RMSE (Root Mean Squared Error) is also calculated. Again, ``vwi`` provides
the smallest error value as shown in the code block below.



## Comparison on Performance

Finally, a performance comparison (execution times) is carried out in this 
section using [microbenchmark](https://cran.r-project.org/package=microbenchmark/) 
package. Execution time measurements suggest that `populR` functionality executed
much faster than `areal` and `sf` as shown below.
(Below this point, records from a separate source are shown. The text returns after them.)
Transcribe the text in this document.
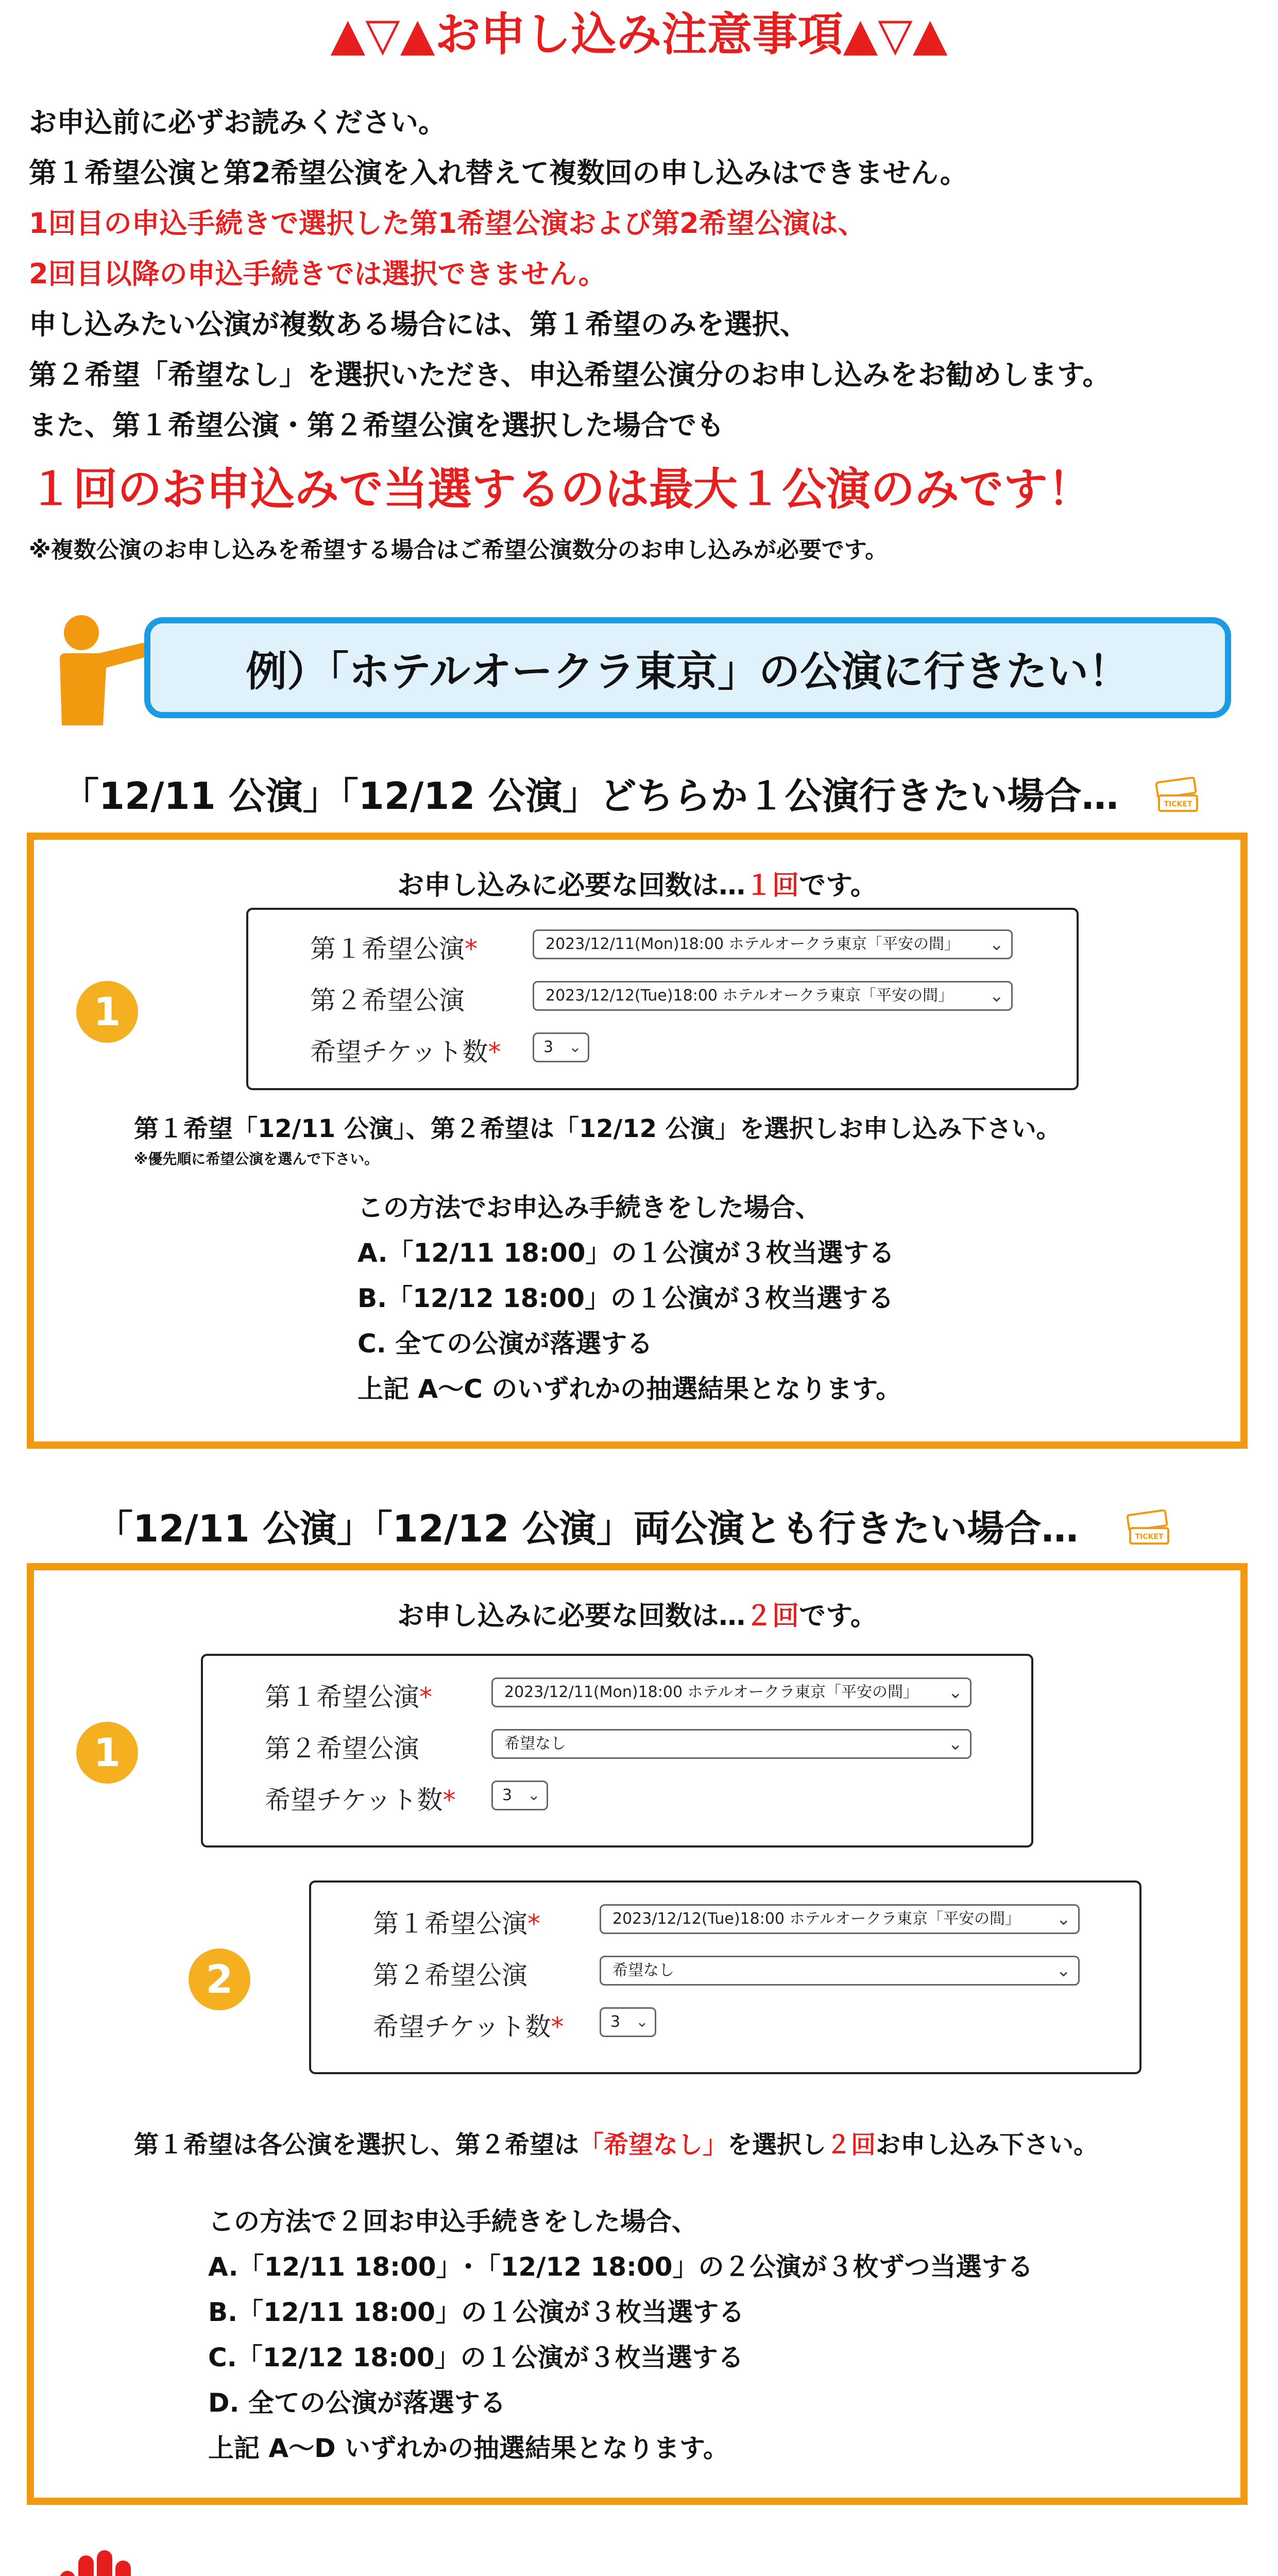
▲▽▲お申し込み注意事項▲▽▲
お申込前に必ずお読みください。
第１希望公演と第2希望公演を入れ替えて複数回の申し込みはできません。
1回目の申込手続きで選択した第1希望公演および第2希望公演は、
2回目以降の申込手続きでは選択できません。
申し込みたい公演が複数ある場合には、第１希望のみを選択、
第２希望「希望なし」を選択いただき、申込希望公演分のお申し込みをお勧めします。
また、第１希望公演・第２希望公演を選択した場合でも
１回のお申込みで当選するのは最大１公演のみです！
※複数公演のお申し込みを希望する場合はご希望公演数分のお申し込みが必要です。
例）「ホテルオークラ東京」の公演に行きたい！
「12/11 公演」「12/12 公演」どちらか１公演行きたい場合…	TICKET
お申し込みに必要な回数は…１回です。
1
第１希望公演*	2023/12/11(Mon)18:00 ホテルオークラ東京「平安の間」 ⌄
第２希望公演	2023/12/12(Tue)18:00 ホテルオークラ東京「平安の間」 ⌄
希望チケット数*	3 ⌄
第１希望「12/11 公演」、第２希望は「12/12 公演」を選択しお申し込み下さい。
※優先順に希望公演を選んで下さい。
この方法でお申込み手続きをした場合、
A.「12/11 18:00」の１公演が３枚当選する
B.「12/12 18:00」の１公演が３枚当選する
C. 全ての公演が落選する
上記 A〜C のいずれかの抽選結果となります。
「12/11 公演」「12/12 公演」両公演とも行きたい場合…	TICKET
お申し込みに必要な回数は…２回です。
1
第１希望公演*	2023/12/11(Mon)18:00 ホテルオークラ東京「平安の間」 ⌄
第２希望公演	希望なし	⌄
希望チケット数*	3 ⌄
2
第１希望公演*	2023/12/12(Tue)18:00 ホテルオークラ東京「平安の間」 ⌄
第２希望公演	希望なし	⌄
希望チケット数*	3 ⌄
第１希望は各公演を選択し、第２希望は「希望なし」を選択し２回お申し込み下さい。
この方法で２回お申込手続きをした場合、
A.「12/11 18:00」･「12/12 18:00」の２公演が３枚ずつ当選する
B.「12/11 18:00」の１公演が３枚当選する
C.「12/12 18:00」の１公演が３枚当選する
D. 全ての公演が落選する
上記 A〜D いずれかの抽選結果となります。
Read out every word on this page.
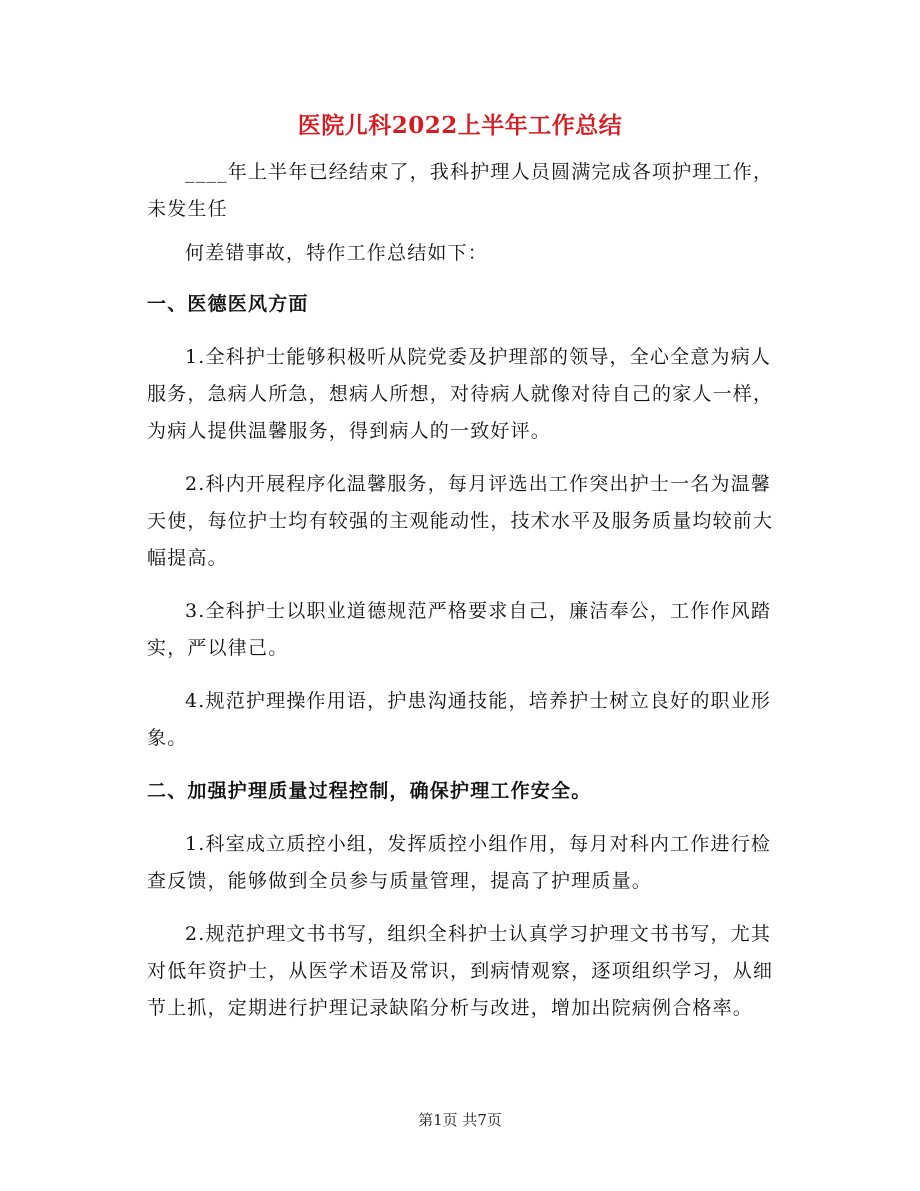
医院儿科2022上半年工作总结

____年上半年已经结束了，我科护理人员圆满完成各项护理工作，未发生任

何差错事故，特作工作总结如下：

一、医德医风方面

1.全科护士能够积极听从院党委及护理部的领导，全心全意为病人服务，急病人所急，想病人所想，对待病人就像对待自己的家人一样，为病人提供温馨服务，得到病人的一致好评。

2.科内开展程序化温馨服务，每月评选出工作突出护士一名为温馨天使，每位护士均有较强的主观能动性，技术水平及服务质量均较前大幅提高。

3.全科护士以职业道德规范严格要求自己，廉洁奉公，工作作风踏实，严以律己。

4.规范护理操作用语，护患沟通技能，培养护士树立良好的职业形象。

二、加强护理质量过程控制，确保护理工作安全。

1.科室成立质控小组，发挥质控小组作用，每月对科内工作进行检查反馈，能够做到全员参与质量管理，提高了护理质量。

2.规范护理文书书写，组织全科护士认真学习护理文书书写，尤其对低年资护士，从医学术语及常识，到病情观察，逐项组织学习，从细节上抓，定期进行护理记录缺陷分析与改进，增加出院病例合格率。

第1页 共7页
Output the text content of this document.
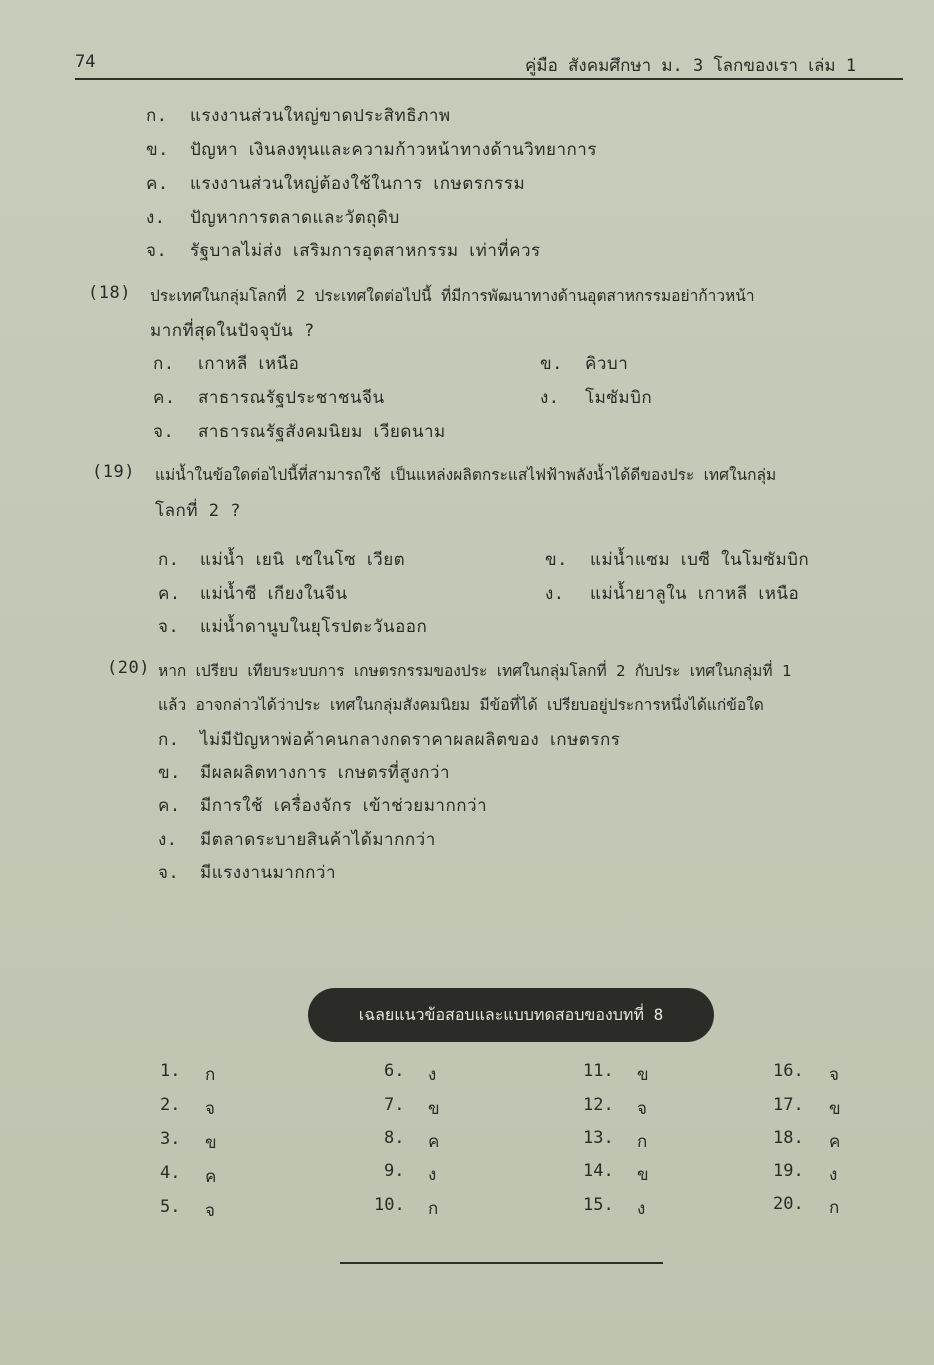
74	คู่มือ สังคมศึกษา ม. 3 โลกของเรา เล่ม 1
ก. แรงงานส่วนใหญ่ขาดประสิทธิภาพ
ข. ปัญหา เงินลงทุนและความก้าวหน้าทางด้านวิทยาการ
ค. แรงงานส่วนใหญ่ต้องใช้ในการ เกษตรกรรม
ง. ปัญหาการตลาดและวัตถุดิบ
จ. รัฐบาลไม่ส่ง เสริมการอุตสาหกรรม เท่าที่ควร
(18) ประเทศในกลุ่มโลกที่ 2 ประเทศใดต่อไปนี้ ที่มีการพัฒนาทางด้านอุตสาหกรรมอย่าก้าวหน้า
มากที่สุดในปัจจุบัน ?
ก. เกาหลี เหนือ	ข. คิวบา
ค. สาธารณรัฐประชาชนจีน	ง. โมซัมบิก
จ. สาธารณรัฐสังคมนิยม เวียดนาม
(19) แม่น้ำในข้อใดต่อไปนี้ที่สามารถใช้ เป็นแหล่งผลิตกระแสไฟฟ้าพลังน้ำได้ดีของประ เทศในกลุ่ม
โลกที่ 2 ?
ก. แม่น้ำ เยนิ เซในโซ เวียต	ข. แม่น้ำแซม เบซี ในโมซัมบิก
ค. แม่น้ำซี เกียงในจีน	ง. แม่น้ำยาลูใน เกาหลี เหนือ
จ. แม่น้ำดานูบในยุโรปตะวันออก
(20) หาก เปรียบ เทียบระบบการ เกษตรกรรมของประ เทศในกลุ่มโลกที่ 2 กับประ เทศในกลุ่มที่ 1
แล้ว อาจกล่าวได้ว่าประ เทศในกลุ่มสังคมนิยม มีข้อที่ได้ เปรียบอยู่ประการหนึ่งได้แก่ข้อใด
ก. ไม่มีปัญหาพ่อค้าคนกลางกดราคาผลผลิตของ เกษตรกร
ข. มีผลผลิตทางการ เกษตรที่สูงกว่า
ค. มีการใช้ เครื่องจักร เข้าช่วยมากกว่า
ง. มีตลาดระบายสินค้าได้มากกว่า
จ. มีแรงงานมากกว่า
เฉลยแนวข้อสอบและแบบทดสอบของบทที่ 8
1. ก
2. จ
3. ข
4. ค
5. จ
6. ง
7. ข
8. ค
9. ง
10. ก
11. ข
12. จ
13. ก
14. ข
15. ง
16. จ
17. ข
18. ค
19. ง
20. ก
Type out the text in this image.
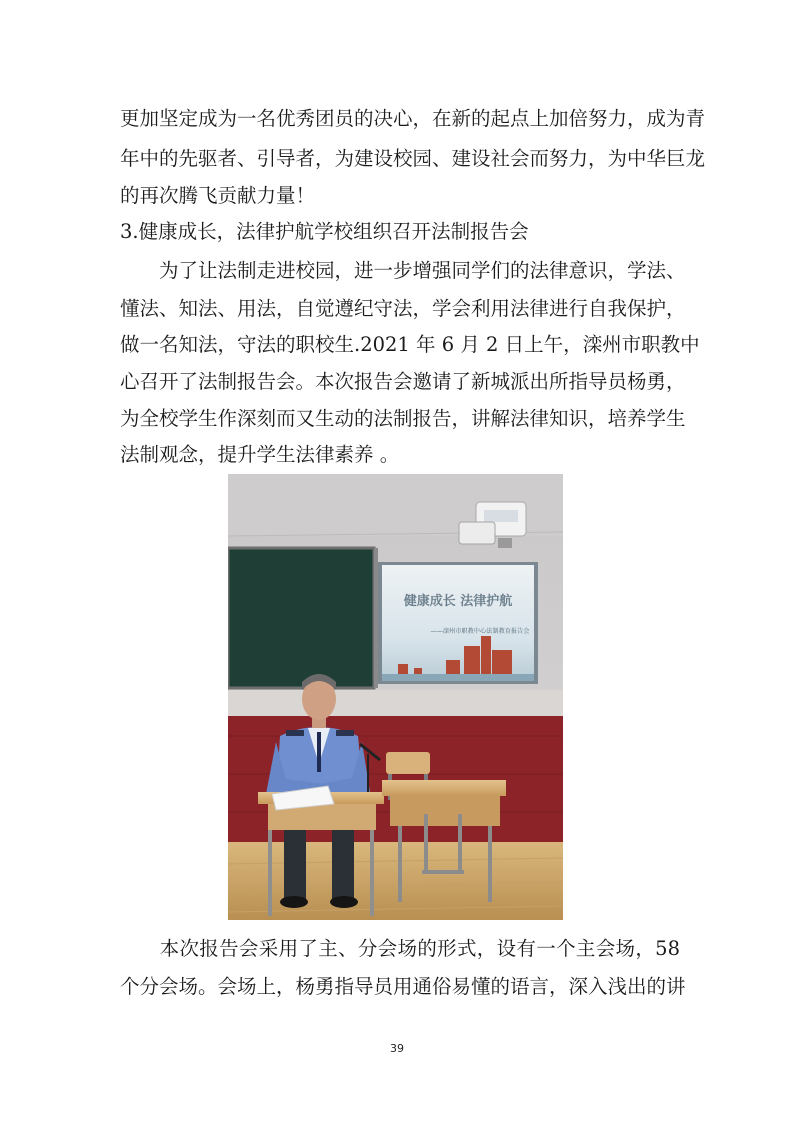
更加坚定成为一名优秀团员的决心，在新的起点上加倍努力，成为青
年中的先驱者、引导者，为建设校园、建设社会而努力，为中华巨龙
的再次腾飞贡献力量！
3.健康成长，法律护航学校组织召开法制报告会
　　为了让法制走进校园，进一步增强同学们的法律意识，学法、
懂法、知法、用法，自觉遵纪守法，学会利用法律进行自我保护，
做一名知法，守法的职校生.2021 年 6 月 2 日上午，滦州市职教中
心召开了法制报告会。本次报告会邀请了新城派出所指导员杨勇，
为全校学生作深刻而又生动的法制报告，讲解法律知识，培养学生
法制观念，提升学生法律素养 。
健康成长 法律护航
——滦州市职教中心法制教育报告会
　　本次报告会采用了主、分会场的形式，设有一个主会场，58
个分会场。会场上，杨勇指导员用通俗易懂的语言，深入浅出的讲
39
Both ``awi`` and ``vwi`` achieved
the best mean  execution time (about 76.74 milliseconds). ``aws`` follows with
136.67  milliseconds and finally, ``awt`` with 180.53 milliseconds.

```{r}

library(microbenchmark)

# performance comparison
microbenchmark(
  suppressWarnings(pp_estimate(target = target, source = source, spop = pop, sid = sid, 
                   method = awi)),
  suppressWarnings(pp_estimate(target = target, source = source, spop = pop, sid = sid, 
                   volume = floors, method = vwi)),
  aw_interpolate(target, tid = tid, source = source, sid = 'sid', 
                      weight = 'sum', output = 'sf', extensive = 'pop'),
  aw_interpolate(target, tid = tid, source = source, sid = 'sid', 
                      weight = 'total', output = 'sf', extensive = 'pop'),
  suppressWarnings(st_interpolate_aw(source['pop'], target, extensive = TRUE))
)


```


## Summary

In this vignette a demonstration and a comparative analysis of areal 
interpolation packages implemented in  urban population data is undertaken. 
Both `sf` and `areal` packages provide general purpose AWI functionality while
`populR` package focuses on areal interpolation of population data. Additionally, `populR`
provides VWI which extends R's existing functionality.

The city of Mytilini, Greece was used as the case study to investigate three main pillars: 
a) implementation, b) results, c) performance.  Notes on implementation indicate 
that `sf` package requires only 3 arguments to use while `populR` at least 5 and `areal` 7. 
The results provide insight that ``sf`` and ``awt`` may not be ideal for data that 
are not completely overlapping. Moreover, ``aws`` and ``awi`` obtained the same 
results while ``vwi`` outperformed the others in comparison to the reference data set.
Finally, `populR` performs much faster than `sf` and `areal` packages.